As justification the state secrets privilege might be invoked. (State secrets, when looked at years later under declassification, reveal a banal combination of cunning, criminality, fantasy, and triviality.)

The silencing of whistleblowers further protects those who can still function for the state, and, issues of criminality aside, shields some from embarrassment (no little thing). But the optimum result (from the state’s point of view) of the aggressive treatment of whistleblowers is that it demonstrates that the state is completely invulnerable to legal-based attacks of a “don’t tread on me” variety.

An always timely example of the second part of the recipe, hypocrisy, is the way in which our government projects the military. We are to believe that our military is used solely for defensive purposes, and that all citizens benefit equally from such use. What if the government leveled with the people about what our military is really used for? Such an admission might take the following form:

The history of man is one of struggle and survival. Until such time as men have lost or transcended their competitive desire for advantage, there will be those that have and those that take. Or, to put it another way, those that take and those that get taken. Would we rather get taken, or would we prefer to take? And so, with the aid of our military, we take, and this has brought us a prosperity that has made us the envy of the world. Behind every overseas market we secure, behind every snatch of foreign labor and capital, behind every entrée to a foreign resource lies the bargaining chip nonpareil, the US military. When this bargain is insufficient, we do not hesitate to demonstrate our will in a more tangible way (wink). If citizens do not share equally the benefits from our military expenditures, or have a stake in the country’s prosperity, this is not the state’s responsibility. Our citizens have advantage over those of every other country when and if it comes to a fight, and we will thwart their every attempt to rival our force.

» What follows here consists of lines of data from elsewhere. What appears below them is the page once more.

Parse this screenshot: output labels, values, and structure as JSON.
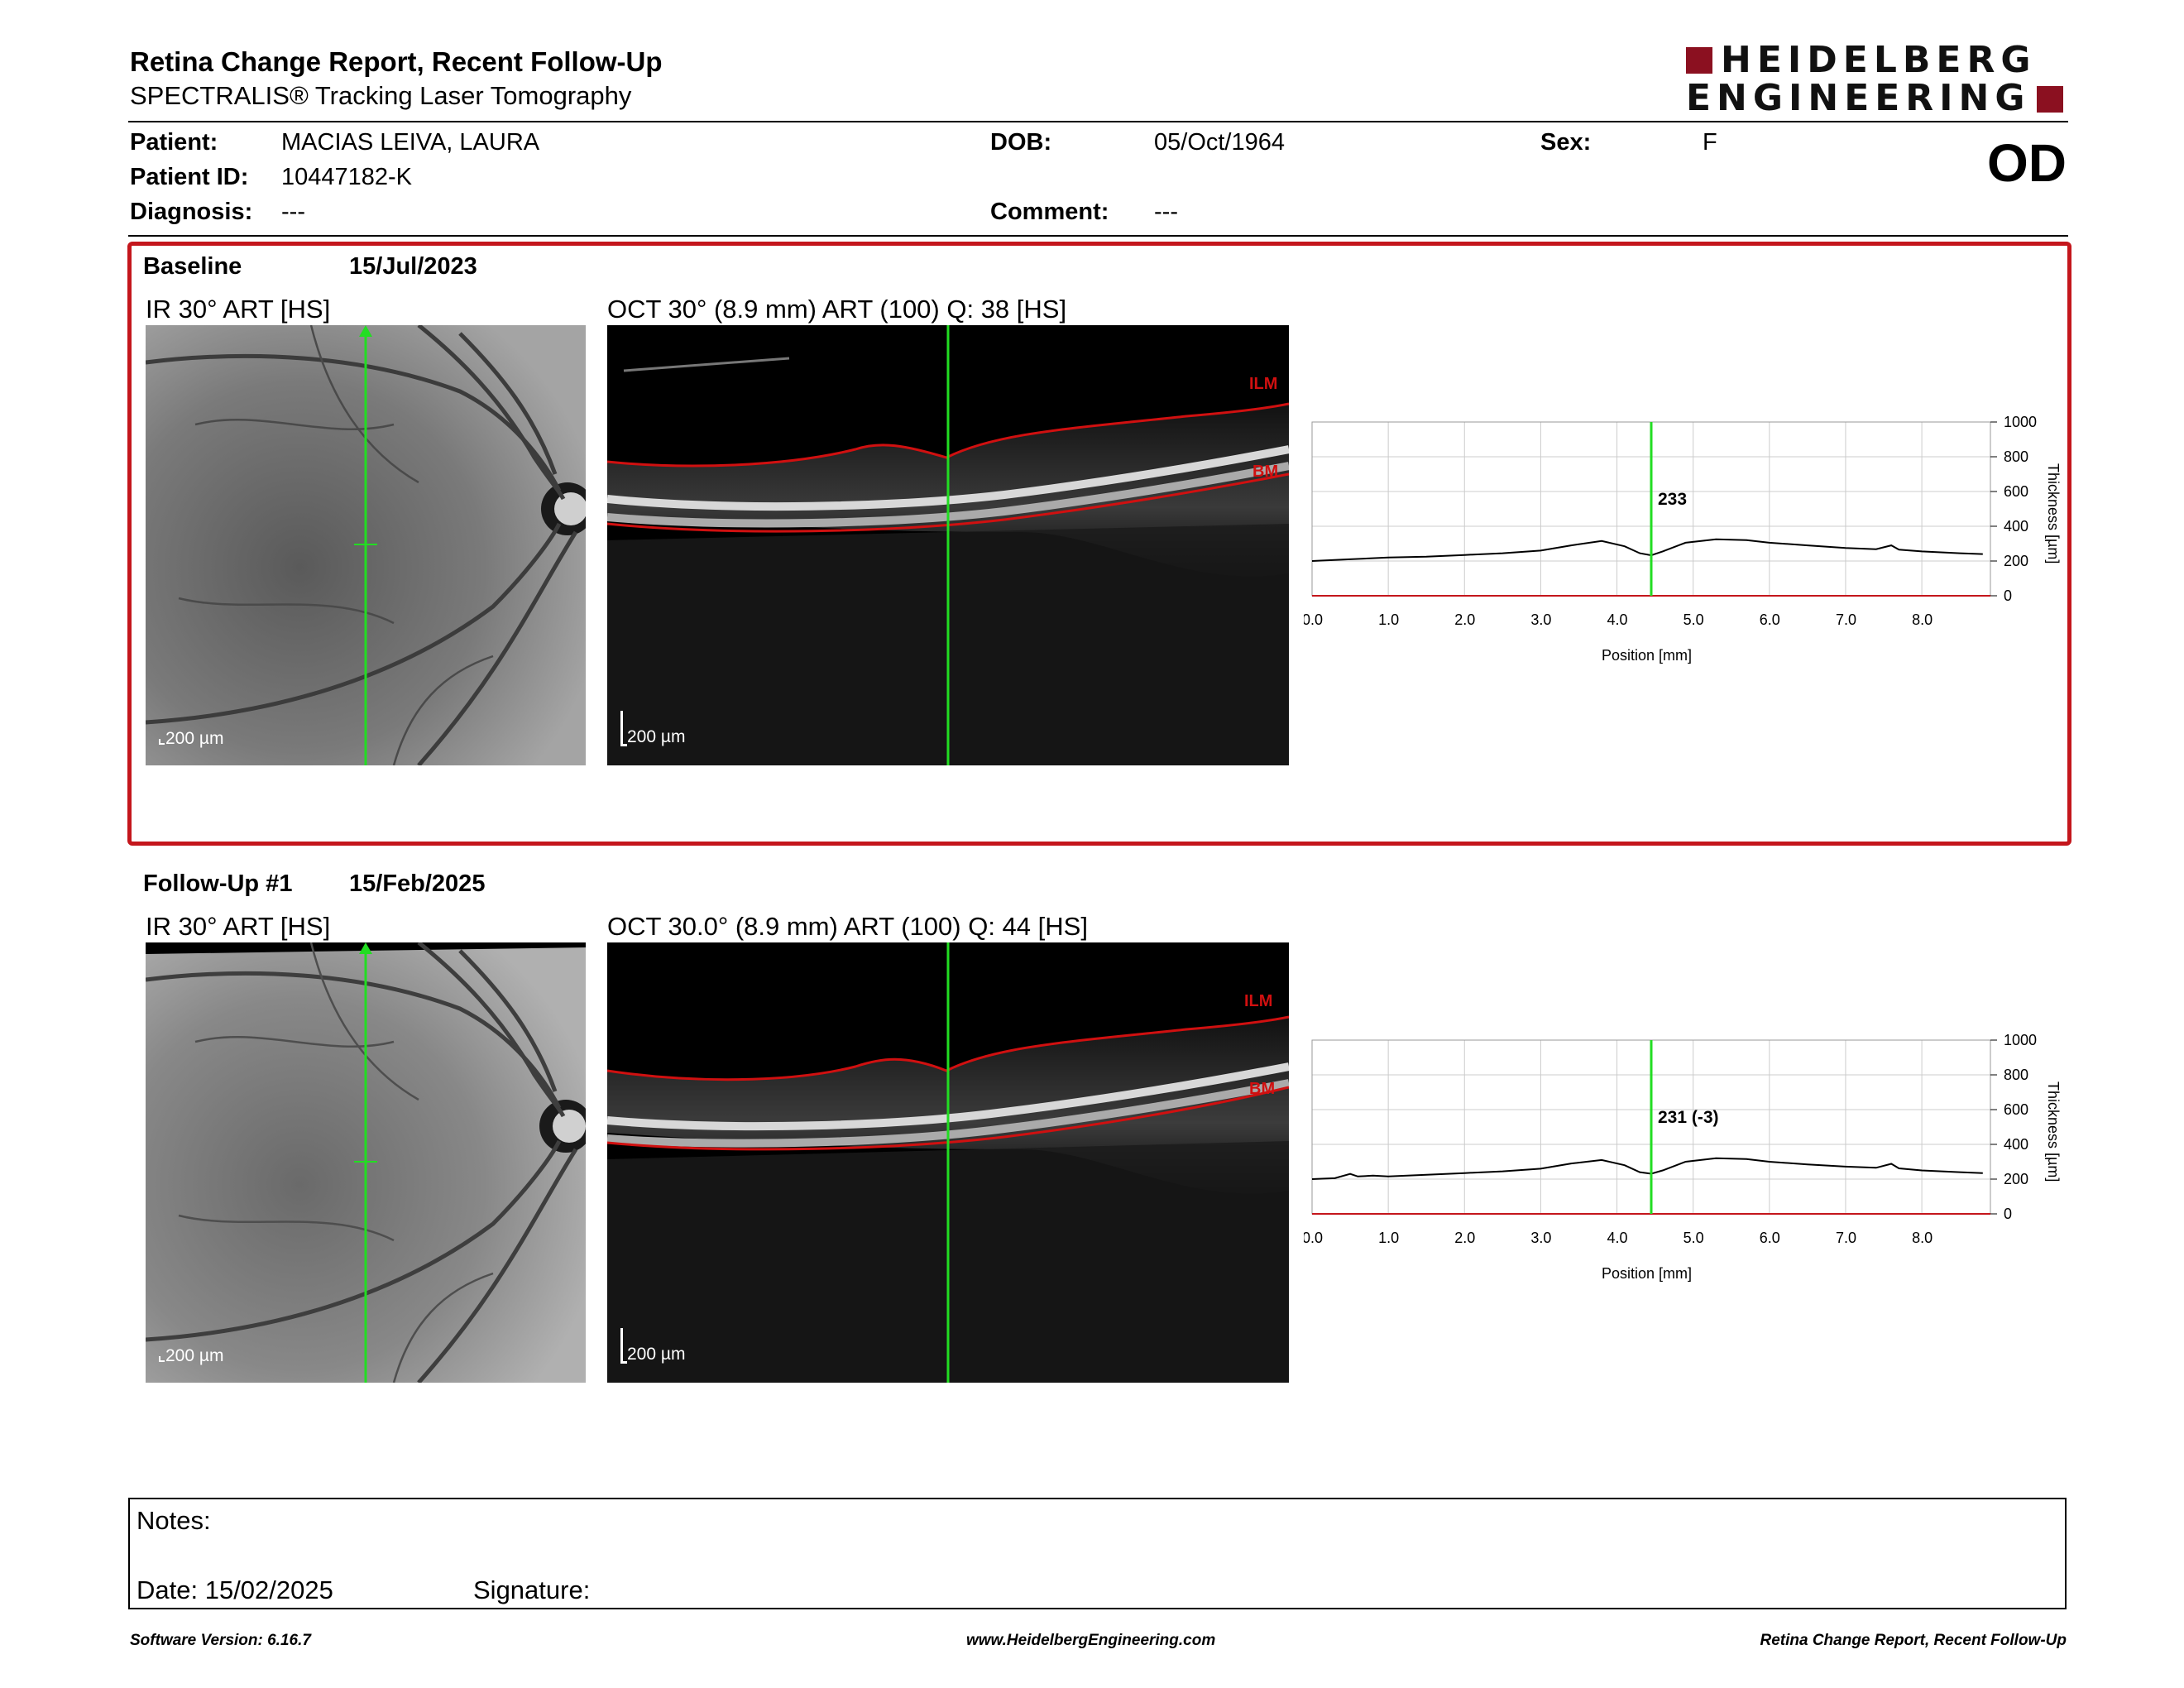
{
  "header": {
    "title": "Retina Change Report, Recent Follow-Up",
    "subtitle": "SPECTRALIS® Tracking Laser Tomography",
    "logo_line1": "HEIDELBERG",
    "logo_line2": "ENGINEERING",
    "eye": "OD"
  },
  "patient": {
    "patient_label": "Patient:",
    "patient_value": "MACIAS LEIVA, LAURA",
    "id_label": "Patient ID:",
    "id_value": "10447182-K",
    "diagnosis_label": "Diagnosis:",
    "diagnosis_value": "---",
    "dob_label": "DOB:",
    "dob_value": "05/Oct/1964",
    "comment_label": "Comment:",
    "comment_value": "---",
    "sex_label": "Sex:",
    "sex_value": "F"
  },
  "baseline": {
    "label": "Baseline",
    "date": "15/Jul/2023",
    "ir_title": "IR 30° ART [HS]",
    "oct_title": "OCT 30° (8.9 mm) ART (100) Q: 38 [HS]",
    "scale_ir": "200 µm",
    "scale_oct": "200 µm",
    "ilm_label": "ILM",
    "bm_label": "BM"
  },
  "followup": {
    "label": "Follow-Up #1",
    "date": "15/Feb/2025",
    "ir_title": "IR 30° ART [HS]",
    "oct_title": "OCT 30.0° (8.9 mm) ART (100) Q: 44 [HS]",
    "scale_ir": "200 µm",
    "scale_oct": "200 µm",
    "ilm_label": "ILM",
    "bm_label": "BM"
  },
  "colors": {
    "accent_red": "#c4161c",
    "logo_red": "#8b1020",
    "green_marker": "#22dd22",
    "segmentation_red": "#d01010"
  },
  "chart_data": [
    {
      "type": "line",
      "xlabel": "Position [mm]",
      "ylabel": "Thickness [µm]",
      "xlim": [
        0,
        8.9
      ],
      "ylim": [
        0,
        1000
      ],
      "x_ticks": [
        "0.0",
        "1.0",
        "2.0",
        "3.0",
        "4.0",
        "5.0",
        "6.0",
        "7.0",
        "8.0"
      ],
      "y_ticks": [
        "0",
        "200",
        "400",
        "600",
        "800",
        "1000"
      ],
      "grid": true,
      "marker_x": 4.45,
      "marker_label": "233",
      "x": [
        0.0,
        0.5,
        1.0,
        1.5,
        2.0,
        2.5,
        3.0,
        3.4,
        3.8,
        4.1,
        4.3,
        4.45,
        4.6,
        4.9,
        5.3,
        5.7,
        6.0,
        6.5,
        7.0,
        7.4,
        7.6,
        7.7,
        8.0,
        8.5,
        8.8
      ],
      "y": [
        200,
        210,
        220,
        225,
        235,
        245,
        260,
        290,
        315,
        285,
        245,
        233,
        255,
        305,
        325,
        320,
        305,
        290,
        275,
        268,
        290,
        265,
        255,
        245,
        240
      ]
    },
    {
      "type": "line",
      "xlabel": "Position [mm]",
      "ylabel": "Thickness [µm]",
      "xlim": [
        0,
        8.9
      ],
      "ylim": [
        0,
        1000
      ],
      "x_ticks": [
        "0.0",
        "1.0",
        "2.0",
        "3.0",
        "4.0",
        "5.0",
        "6.0",
        "7.0",
        "8.0"
      ],
      "y_ticks": [
        "0",
        "200",
        "400",
        "600",
        "800",
        "1000"
      ],
      "grid": true,
      "marker_x": 4.45,
      "marker_label": "231 (-3)",
      "x": [
        0.0,
        0.3,
        0.5,
        0.6,
        0.8,
        1.0,
        1.5,
        2.0,
        2.5,
        3.0,
        3.4,
        3.8,
        4.1,
        4.3,
        4.45,
        4.6,
        4.9,
        5.3,
        5.7,
        6.0,
        6.5,
        7.0,
        7.4,
        7.6,
        7.7,
        8.0,
        8.5,
        8.8
      ],
      "y": [
        200,
        205,
        230,
        215,
        220,
        215,
        225,
        235,
        245,
        260,
        290,
        310,
        280,
        240,
        231,
        250,
        300,
        320,
        315,
        300,
        285,
        272,
        265,
        288,
        262,
        250,
        240,
        235
      ]
    }
  ],
  "notes": {
    "notes_label": "Notes:",
    "date_label": "Date: 15/02/2025",
    "signature_label": "Signature:"
  },
  "footer": {
    "left": "Software Version: 6.16.7",
    "center": "www.HeidelbergEngineering.com",
    "right": "Retina Change Report, Recent Follow-Up"
  }
}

The government does a much better job of projecting the military than this crude sample above. Why not tell people what they want to hear? That we are wise, just, temperate, and reticent to use force. It’s so much easier to get people to go along that way. Cleaner.

There is another way to look at this though. The government may have secrets, but not with the American people. The messages put out to the people of this country are received as well by the world’s people. Thus, the hypocrisy originally intended for local consumption, by dint of linked communication, gradually became gruel for the world to feed on.

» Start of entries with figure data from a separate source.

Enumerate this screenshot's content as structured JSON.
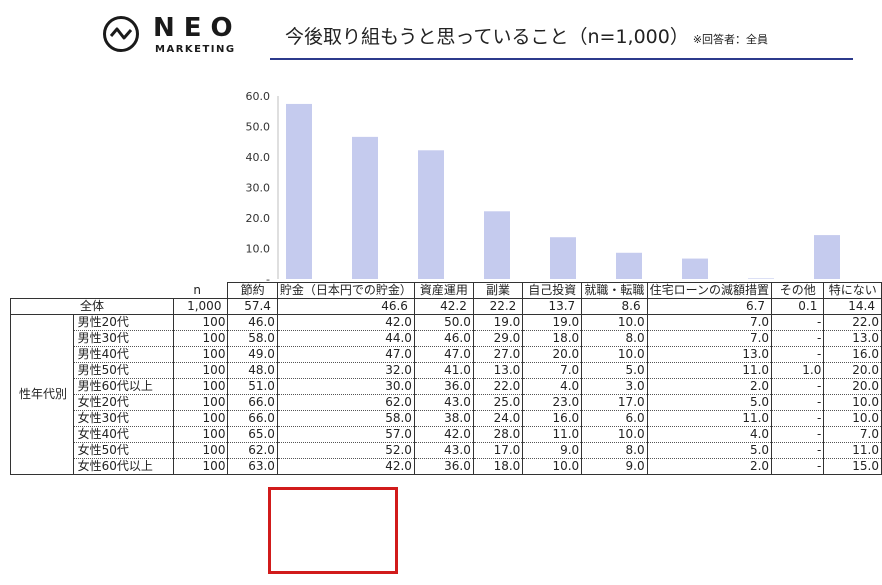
{
  "logo": {
    "name": "NEO",
    "sub": "MARKETING"
  },
  "title": {
    "main": "今後取り組もうと思っていること（n=1,000）",
    "note": "※回答者：全員"
  },
  "chart_data": {
    "type": "bar",
    "categories": [
      "節約",
      "貯金（日本円での貯金）",
      "資産運用",
      "副業",
      "自己投資",
      "就職・転職",
      "住宅ローンの減額措置",
      "その他",
      "特にない"
    ],
    "values": [
      57.4,
      46.6,
      42.2,
      22.2,
      13.7,
      8.6,
      6.7,
      0.1,
      14.4
    ],
    "ylim": [
      0,
      60
    ],
    "yticks": [
      "60.0",
      "50.0",
      "40.0",
      "30.0",
      "20.0",
      "10.0",
      "-"
    ],
    "bar_color": "#c5cbee"
  },
  "table": {
    "n_label": "n",
    "headers": [
      "節約",
      "貯金（日本円での貯金）",
      "資産運用",
      "副業",
      "自己投資",
      "就職・転職",
      "住宅ローンの減額措置",
      "その他",
      "特にない"
    ],
    "total": {
      "label": "全体",
      "n": "1,000",
      "values": [
        "57.4",
        "46.6",
        "42.2",
        "22.2",
        "13.7",
        "8.6",
        "6.7",
        "0.1",
        "14.4"
      ]
    },
    "group_label": "性年代別",
    "rows": [
      {
        "label": "男性20代",
        "n": "100",
        "values": [
          "46.0",
          "42.0",
          "50.0",
          "19.0",
          "19.0",
          "10.0",
          "7.0",
          "-",
          "22.0"
        ]
      },
      {
        "label": "男性30代",
        "n": "100",
        "values": [
          "58.0",
          "44.0",
          "46.0",
          "29.0",
          "18.0",
          "8.0",
          "7.0",
          "-",
          "13.0"
        ]
      },
      {
        "label": "男性40代",
        "n": "100",
        "values": [
          "49.0",
          "47.0",
          "47.0",
          "27.0",
          "20.0",
          "10.0",
          "13.0",
          "-",
          "16.0"
        ]
      },
      {
        "label": "男性50代",
        "n": "100",
        "values": [
          "48.0",
          "32.0",
          "41.0",
          "13.0",
          "7.0",
          "5.0",
          "11.0",
          "1.0",
          "20.0"
        ]
      },
      {
        "label": "男性60代以上",
        "n": "100",
        "values": [
          "51.0",
          "30.0",
          "36.0",
          "22.0",
          "4.0",
          "3.0",
          "2.0",
          "-",
          "20.0"
        ]
      },
      {
        "label": "女性20代",
        "n": "100",
        "values": [
          "66.0",
          "62.0",
          "43.0",
          "25.0",
          "23.0",
          "17.0",
          "5.0",
          "-",
          "10.0"
        ]
      },
      {
        "label": "女性30代",
        "n": "100",
        "values": [
          "66.0",
          "58.0",
          "38.0",
          "24.0",
          "16.0",
          "6.0",
          "11.0",
          "-",
          "10.0"
        ]
      },
      {
        "label": "女性40代",
        "n": "100",
        "values": [
          "65.0",
          "57.0",
          "42.0",
          "28.0",
          "11.0",
          "10.0",
          "4.0",
          "-",
          "7.0"
        ]
      },
      {
        "label": "女性50代",
        "n": "100",
        "values": [
          "62.0",
          "52.0",
          "43.0",
          "17.0",
          "9.0",
          "8.0",
          "5.0",
          "-",
          "11.0"
        ]
      },
      {
        "label": "女性60代以上",
        "n": "100",
        "values": [
          "63.0",
          "42.0",
          "36.0",
          "18.0",
          "10.0",
          "9.0",
          "2.0",
          "-",
          "15.0"
        ]
      }
    ]
  },
  "highlight": {
    "color": "#d11b1b"
  }
}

Given our advanced-stage jingoism, Washington’s home hypocrisy level may be set higher than necessary. We fail to recognize that the ubiquitous American flags we surround ourselves with are of the same order as those we mocked bearing images of Stalin, Mao, and Saddam. Never having been encouraged to think critically about our institutions, we remain in childlike awe of them. It is childlike insecurity that draws us to the power of the state. In un-asked for demonstration of fealty, large gatherings of people openly identify with state power. (What does an F-16 have to do with a sporting event? If it avoids crashing into the stadium, you get the result obtained in its absence.)

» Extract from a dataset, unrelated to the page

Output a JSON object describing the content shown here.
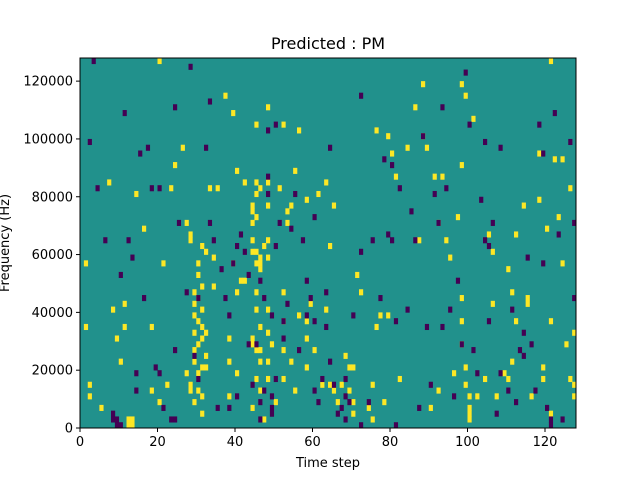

It is by no means clear that the leveling admission above would be rejected by this population. In this sense, anti-militarists can be grateful to the government for sparing us this truth because hypocrisy presents a softer target than matter-of-factness.

And then there’s always hope, so the saying goes. The third part of the recipe and the active state of most of the world’s billions who suffer the injustices of poverty, oppression, prejudice, hunger, and thirst. Yet it is the part of which we can say the least precisely because of its irrationality, that is besides its forward thinking. (We don’t hope for the past.) All hopers share an imperfect attachment to the present.

The world did not change that much on 9/11. The people of Afghanistan and Iraq got a new boss. Here the boss got tougher.

The future cannot be predicted. (The “futurist” of the group is the last one to guess wrong). There are possibilities, and the possibilities for justice exist in the many independence and social movements taking place in the world today. For now, we’ve got the old recipe.